ACCESS Systems Americas, Inc.
- Formerly: PalmSource
- Company type: Subsidiary
- Industry: Computer hardware and Software
- Headquarters: United States
- Products: Information technology solutions Software
- Parent: Palm, Inc. (2002–2003); Access Co. (2005–present);

= Access Systems Americas =

PalmSource's logo

ACCESS Systems Americas, Inc. (formerly PalmSource) is a subsidiary of ACCESS which develops the Palm OS PDA operating system and its successor, the Access Linux Platform, as well as BeOS. PalmSource was spun off from Palm Computing, Inc.

Palm OS runs on 38 million devices that have been sold since 1996 from hardware manufacturers including Palm, Inc., Samsung, IBM, Aceeca, AlphaSmart, Fossil, Inc., Garmin, Group Sense PDA (Xplore), Kyocera, PiTech, Sony, and Symbol. PalmSource also develops several programs for the Palm OS, and as of December 2005, PalmGear claims to offer 28,769 software titles of varying genres. Palm OS software programs can also be downloaded from CNET, PalmSource, Handango, and Tucows.

PalmSource also owns BeOS, which it purchased from Be Inc. in August 2001.

== History ==
In January 2002, Palm, Inc. set up a wholly owned subsidiary to develop and license Palm OS, which was named PalmSource in February. In October 2003, PalmSource was spun off from Palm as an independent company, and Palm renamed itself palmOne. palmOne and PalmSource set up a holding company that owned the Palm trademark.

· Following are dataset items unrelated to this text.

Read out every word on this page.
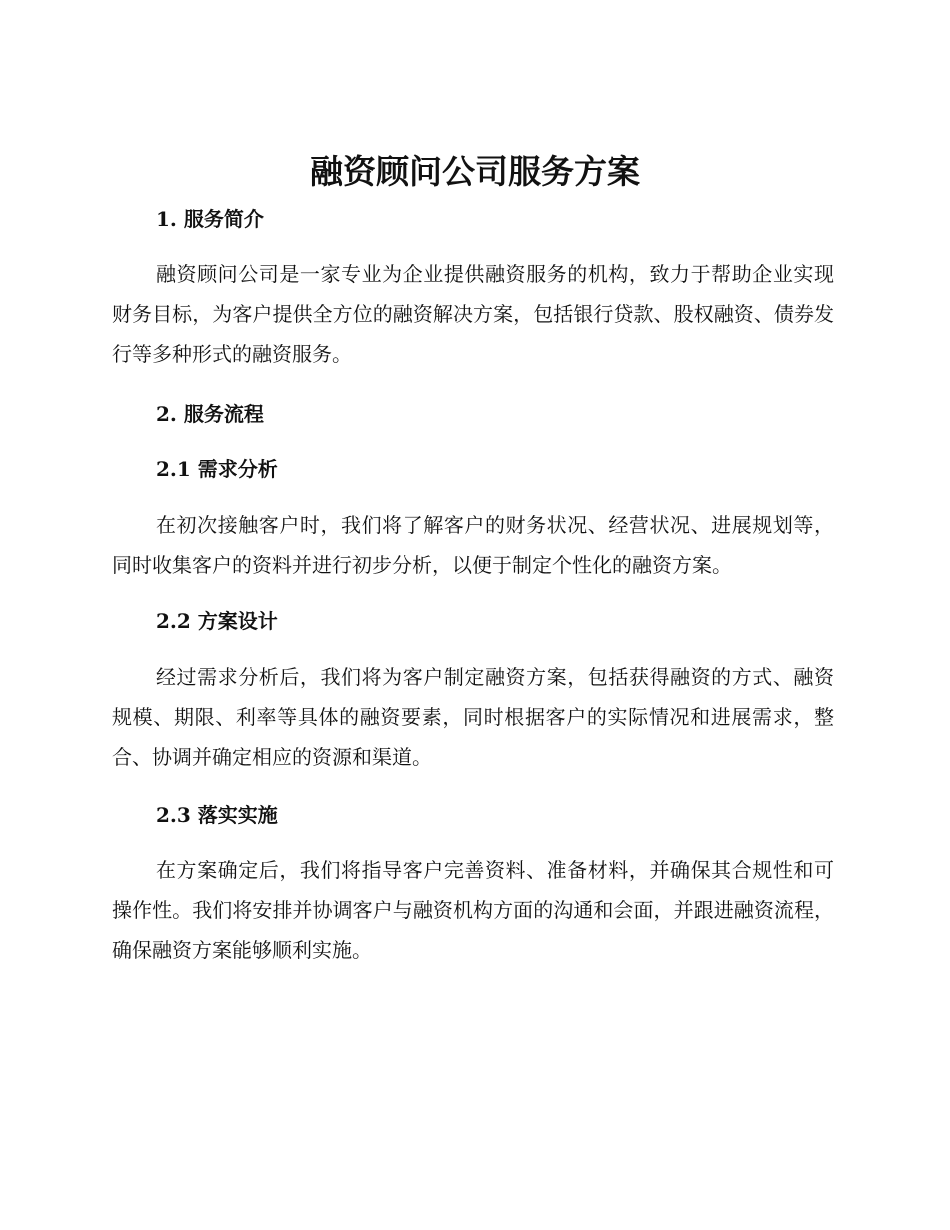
融资顾问公司服务方案
1. 服务简介

融资顾问公司是一家专业为企业提供融资服务的机构，致力于帮助企业实现财务目标，为客户提供全方位的融资解决方案，包括银行贷款、股权融资、债券发行等多种形式的融资服务。

2. 服务流程
2.1 需求分析

在初次接触客户时，我们将了解客户的财务状况、经营状况、进展规划等，同时收集客户的资料并进行初步分析，以便于制定个性化的融资方案。

2.2 方案设计

经过需求分析后，我们将为客户制定融资方案，包括获得融资的方式、融资规模、期限、利率等具体的融资要素，同时根据客户的实际情况和进展需求，整合、协调并确定相应的资源和渠道。

2.3 落实实施

在方案确定后，我们将指导客户完善资料、准备材料，并确保其合规性和可操作性。我们将安排并协调客户与融资机构方面的沟通和会面，并跟进融资流程，确保融资方案能够顺利实施。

In January 2004, PalmSource announced the successor to classic Palm OS called Palm OS Cobalt. However, it failed to gain support from hardware licensees. That December, PalmSource acquired China MobileSoft, a software company with a mobile Linux offering. As a result, PalmSource announced that they would extend Palm OS to run on top of the Linux architecture.

In May 2005, palmOne purchased PalmSource's share of the Palm trademark for US$30 million and two months later renamed itself Palm, Inc. As part of the agreement, palmOne granted certain rights to Palm trademarks to PalmSource and licensees for a four-year transition period. Later that year, ACCESS, which specializes in mobile and embedded web browser technologies, including NetFront, acquired PalmSource for US$324 million. In October 2006, PalmSource announced that it would rename itself to ACCESS, to match its parent company's name.